You: “Okay, it’s time to bath.”

Your child: “I want to shower!”

You know that your child will get her hair wet in the shower, which means she will go to bed with wet hair so you say “no”. You’re answering no because of the probable future, which is wet hair – and your core need, which is to minimise the chances of your child falling ill and for her to have a good night’s sleep.

The only reason you’re saying no, says Robin, is that you don’t have the current skills, or a solution, that would meet both your child’s needs and your own. They key is to communicate your concerns to your child. by saying: “Well, I’m worried about your hair getting wet in the shower and you having to go to bed with wet hair. Show me how you can keep your hair dry and if I’m convinced that it will work, then I’m happy for you to shower.”

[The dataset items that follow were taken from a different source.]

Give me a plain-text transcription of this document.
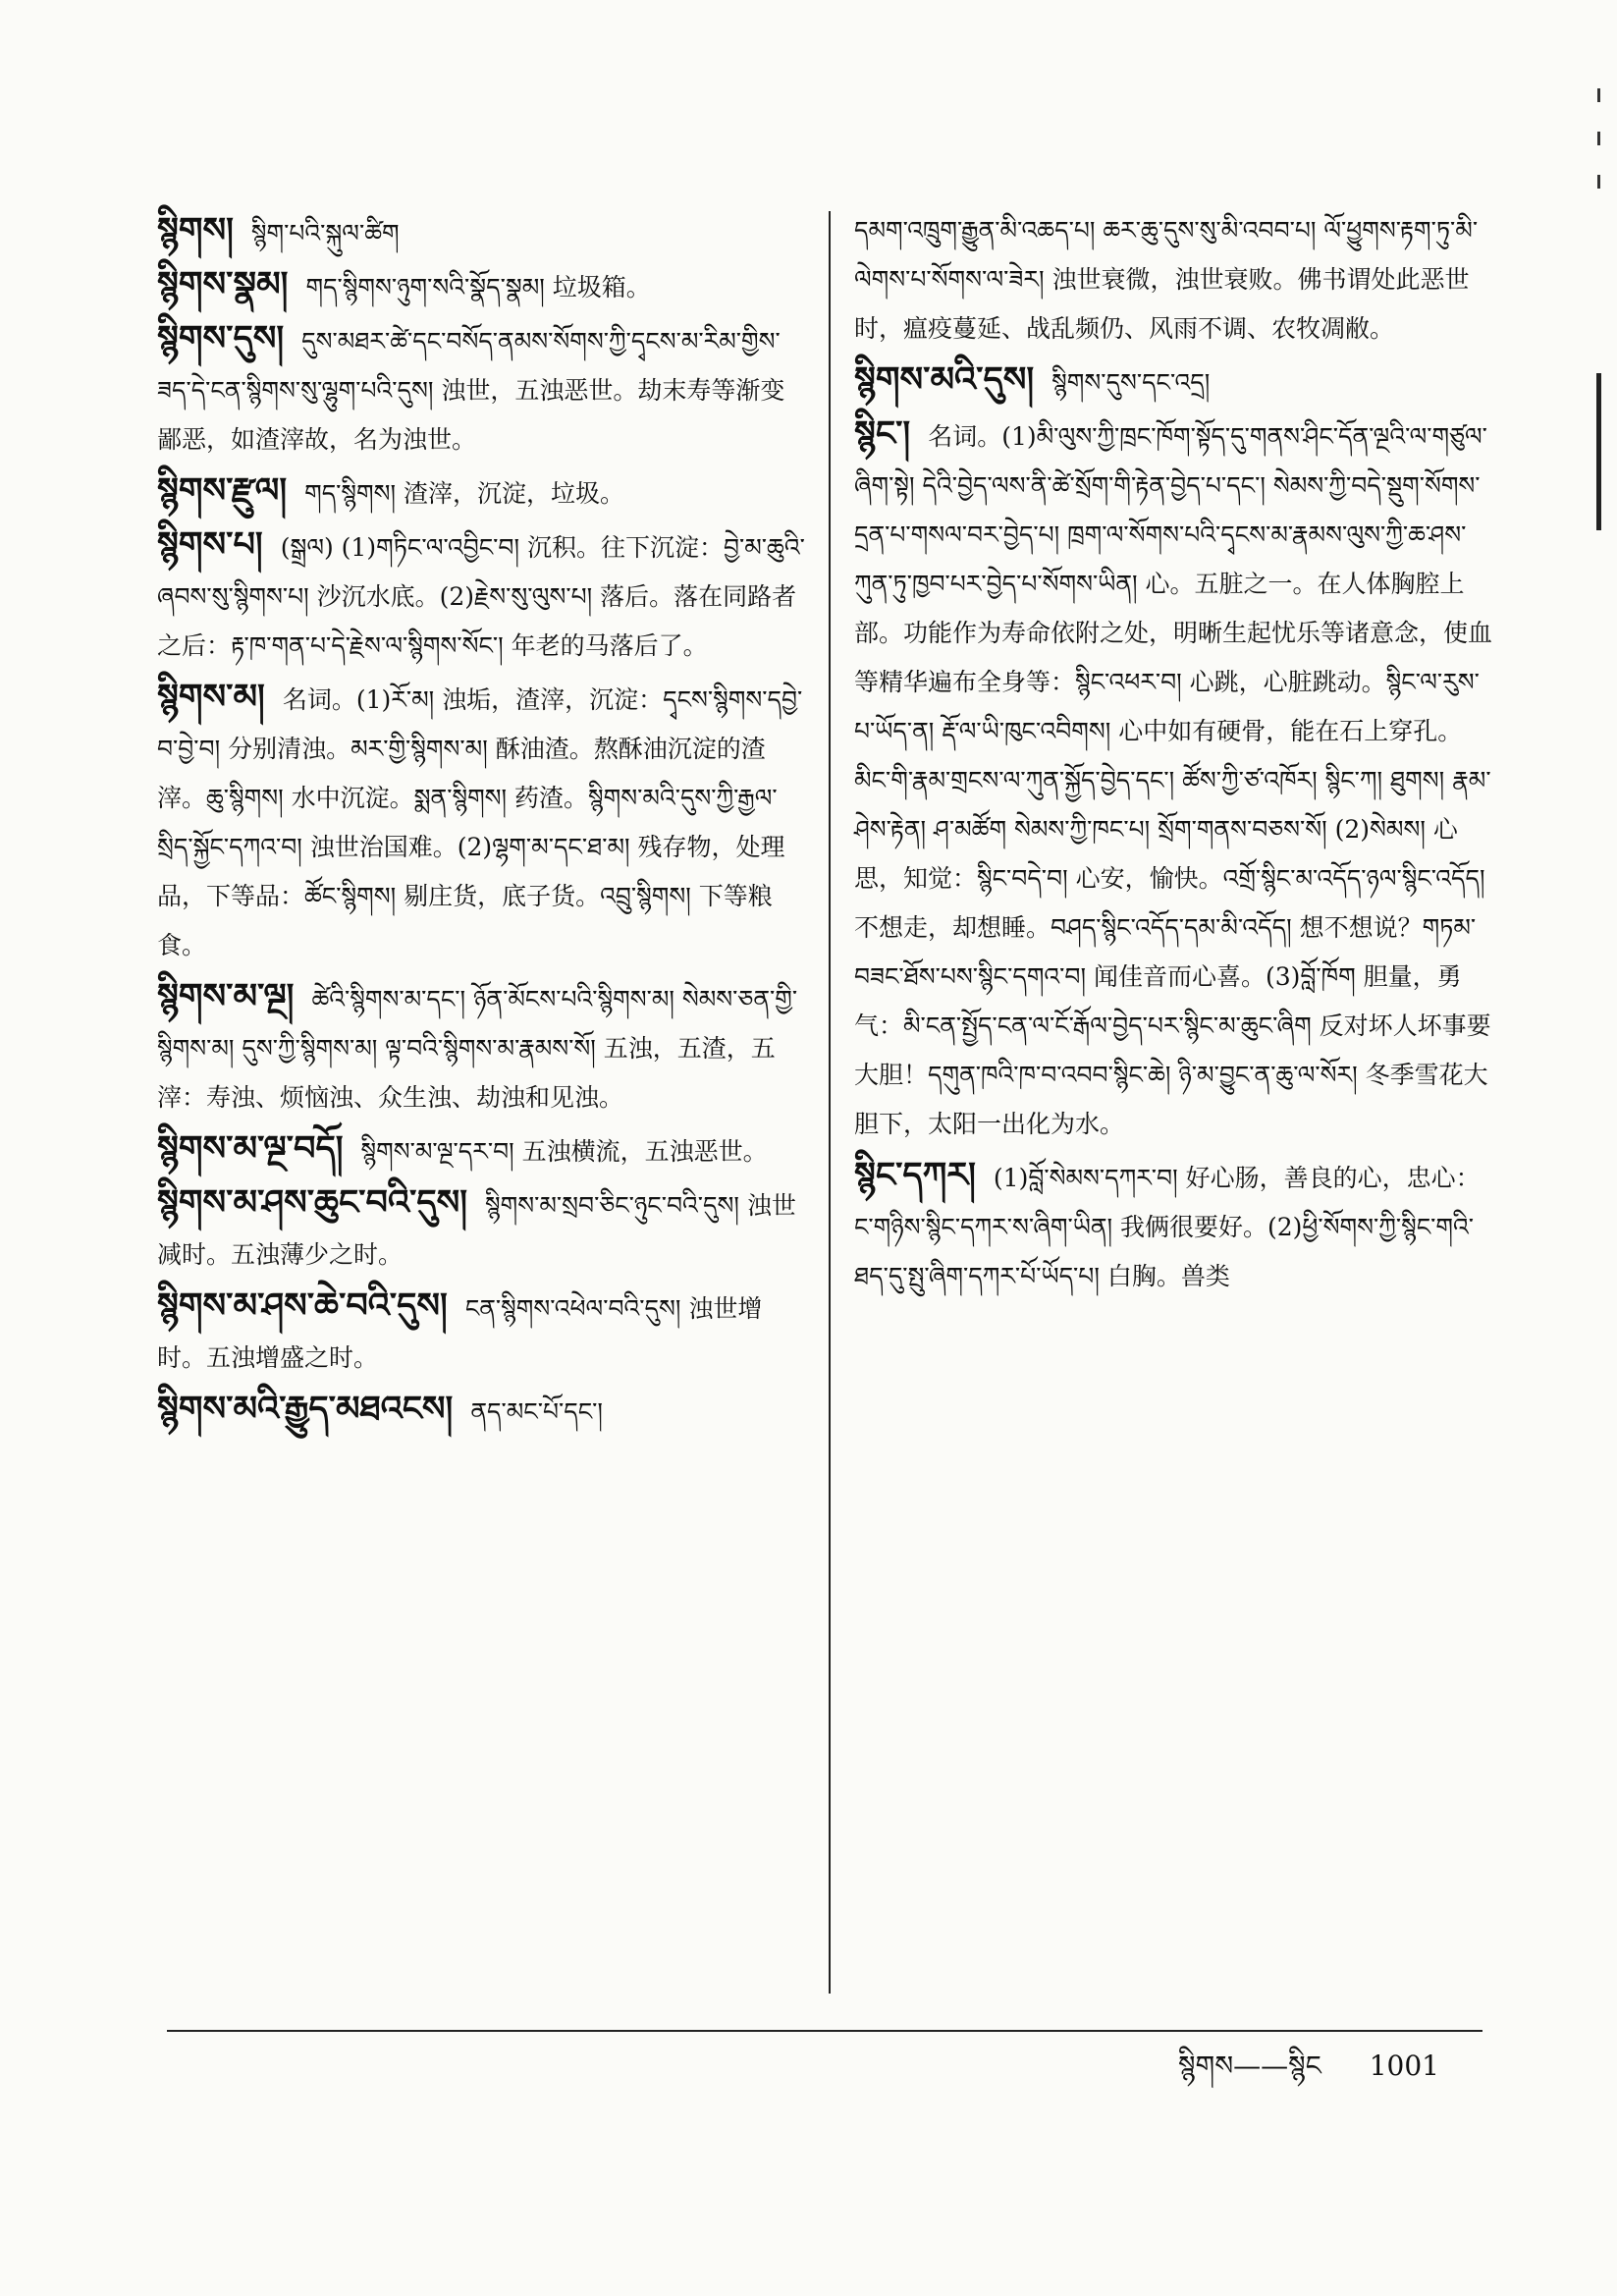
སྙིགས། སྙིག་པའི་སྐུལ་ཚིག
སྙིགས་སྣམ། གད་སྙིགས་ཉུག་སའི་སྣོད་སྣམ། 垃圾箱。
སྙིགས་དུས། དུས་མཐར་ཚེ་དང་བསོད་ནམས་སོགས་ཀྱི་དྭངས་མ་རིམ་གྱིས་ཟད་དེ་ངན་སྙིགས་སུ་ལྷུག་པའི་དུས། 浊世，五浊恶世。劫末寿等渐变鄙恶，如渣滓故，名为浊世。
སྙིགས་རྫུལ། གད་སྙིགས། 渣滓，沉淀，垃圾。
སྙིགས་པ། (སྒྲལ) (1)གཏིང་ལ་འབྱིང་བ། 沉积。往下沉淀：བྱེ་མ་ཆུའི་ཞབས་སུ་སྙིགས་པ། 沙沉水底。(2)རྗེས་སུ་ལུས་པ། 落后。落在同路者之后：རྟ་ཁ་གན་པ་དེ་རྗེས་ལ་སྙིགས་སོང་། 年老的马落后了。
སྙིགས་མ། 名词。(1)རོ་མ། 浊垢，渣滓，沉淀：དྭངས་སྙིགས་དབྱེ་བ་བྱེ་བ། 分别清浊。མར་གྱི་སྙིགས་མ། 酥油渣。熬酥油沉淀的渣滓。ཆུ་སྙིགས། 水中沉淀。སྨན་སྙིགས། 药渣。སྙིགས་མའི་དུས་ཀྱི་རྒྱལ་སྲིད་སྐྱོང་དཀའ་བ། 浊世治国难。(2)ལྷག་མ་དང་ཐ་མ། 残存物，处理品，下等品：ཚོང་སྙིགས། 剔庄货，底子货。འབྲུ་སྙིགས། 下等粮食。
སྙིགས་མ་ལྔ། ཚེའི་སྙིགས་མ་དང་། ཉོན་མོངས་པའི་སྙིགས་མ། སེམས་ཅན་གྱི་སྙིགས་མ། དུས་ཀྱི་སྙིགས་མ། ལྟ་བའི་སྙིགས་མ་རྣམས་སོ། 五浊，五渣，五滓：寿浊、烦恼浊、众生浊、劫浊和见浊。
སྙིགས་མ་ལྔ་བདོ། སྙིགས་མ་ལྔ་དར་བ། 五浊横流，五浊恶世。
སྙིགས་མ་ཤས་ཆུང་བའི་དུས། སྙིགས་མ་སྲབ་ཅིང་ཉུང་བའི་དུས། 浊世减时。五浊薄少之时。
སྙིགས་མ་ཤས་ཆེ་བའི་དུས། ངན་སྙིགས་འཕེལ་བའི་དུས། 浊世增时。五浊增盛之时。
སྙིགས་མའི་རྒྱུད་མཐའངས། ནད་མང་པོ་དང་།
དམག་འཁྲུག་རྒྱུན་མི་འཆད་པ། ཆར་ཆུ་དུས་སུ་མི་འབབ་པ། ལོ་ཕྱུགས་རྟག་ཏུ་མི་ལེགས་པ་སོགས་ལ་ཟེར། 浊世衰微，浊世衰败。佛书谓处此恶世时，瘟疫蔓延、战乱频仍、风雨不调、农牧凋敝。
སྙིགས་མའི་དུས། སྙིགས་དུས་དང་འདྲ།
སྙིང་། 名词。(1)མི་ལུས་ཀྱི་ཁྲང་ཁོག་སྟོད་དུ་གནས་ཤིང་དོན་ལྔའི་ལ་གཙུལ་ཞིག་སྟེ། དེའི་བྱེད་ལས་ནི་ཚེ་སྲོག་གི་རྟེན་བྱེད་པ་དང་། སེམས་ཀྱི་བདེ་སྡུག་སོགས་དྲན་པ་གསལ་བར་བྱེད་པ། ཁྲག་ལ་སོགས་པའི་དྭངས་མ་རྣམས་ལུས་ཀྱི་ཆ་ཤས་ཀུན་ཏུ་ཁྱབ་པར་བྱེད་པ་སོགས་ཡིན། 心。五脏之一。在人体胸腔上部。功能作为寿命依附之处，明晰生起忧乐等诸意念，使血等精华遍布全身等：སྙིང་འཕར་བ། 心跳，心脏跳动。སྙིང་ལ་རུས་པ་ཡོད་ན། རྡོ་ལ་ཡི་ཁུང་འབིགས། 心中如有硬骨，能在石上穿孔。མིང་གི་རྣམ་གྲངས་ལ་ཀུན་སྐྱོད་བྱེད་དང་། ཚོས་ཀྱི་ཙ་འཁོར། སྙིང་ཀ། ཐུགས། རྣམ་ཤེས་རྟེན། ཤ་མཚོག སེམས་ཀྱི་ཁང་པ། སྲོག་གནས་བཅས་སོ། (2)སེམས། 心思，知觉：སྙིང་བདེ་བ། 心安，愉快。འགྲོ་སྙིང་མ་འདོད་ཉལ་སྙིང་འདོད། 不想走，却想睡。བཤད་སྙིང་འདོད་དམ་མི་འདོད། 想不想说？གཏམ་བཟང་ཐོས་པས་སྙིང་དགའ་བ། 闻佳音而心喜。(3)བློ་ཁོག 胆量，勇气：མི་ངན་སྤྱོད་ངན་ལ་ངོ་རྒོལ་བྱེད་པར་སྙིང་མ་ཆུང་ཞིག 反对坏人坏事要大胆！དགུན་ཁའི་ཁ་བ་འབབ་སྙིང་ཆེ། ཉི་མ་བྱུང་ན་ཆུ་ལ་སོར། 冬季雪花大胆下，太阳一出化为水。
སྙིང་དཀར། (1)བློ་སེམས་དཀར་བ། 好心肠，善良的心，忠心：ང་གཉིས་སྙིང་དཀར་ས་ཞིག་ཡིན། 我俩很要好。(2)ཕྱི་སོགས་ཀྱི་སྙིང་གའི་ཐད་དུ་སྤུ་ཞིག་དཀར་པོ་ཡོད་པ། 白胸。兽类
སྙིགས——སྙིང 1001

Your child may then come up with a solution like : “I have a swimming cap. If I put it on, then my hair won’t get wet.”

This solution will most likely meet your needs and eliminate your reason for saying “no”.

Scenario 2

Give your child a chance to think of a solution. For example, she wants to ride her bike in the passage, but she has lined up her dolls there.

Instead of saying, “No, you can’t ride your bike – your dolls are in the way and you’ll fall!”, rather say, “I am worried about you falling over your dolls if you ride your bike here. Can you show me how to make the passage safe for you to ride? If you can, then you may ride your bike.”

Scenario 3

Rather than saying “no” or pointing out the negative in what your child is doing, try a different approach.

If your child is swinging on her bunk bed, then instead of saying, “no” or “stop that!”, explain what the object (the bunk bed) is used for and then suggest alternatives for the action (swinging).

You could explain that bunk beds are for reading or sleeping, and that swinging is for the jungle gym outside, or somewhere else appropriate. Then ask your child where she’d like to swing instead, based on the choices you’ve given her.

Regardless of your child’s age, she has the ability to be part of the solution – even if she can’t talk yet. Younger, preverbal children can use other skills like describing, demonstrating, sharing information and acknowledging feelings.

Parenting is all about the relationship between you and your child, and successful relationships depend on successful communication, concludes Robin.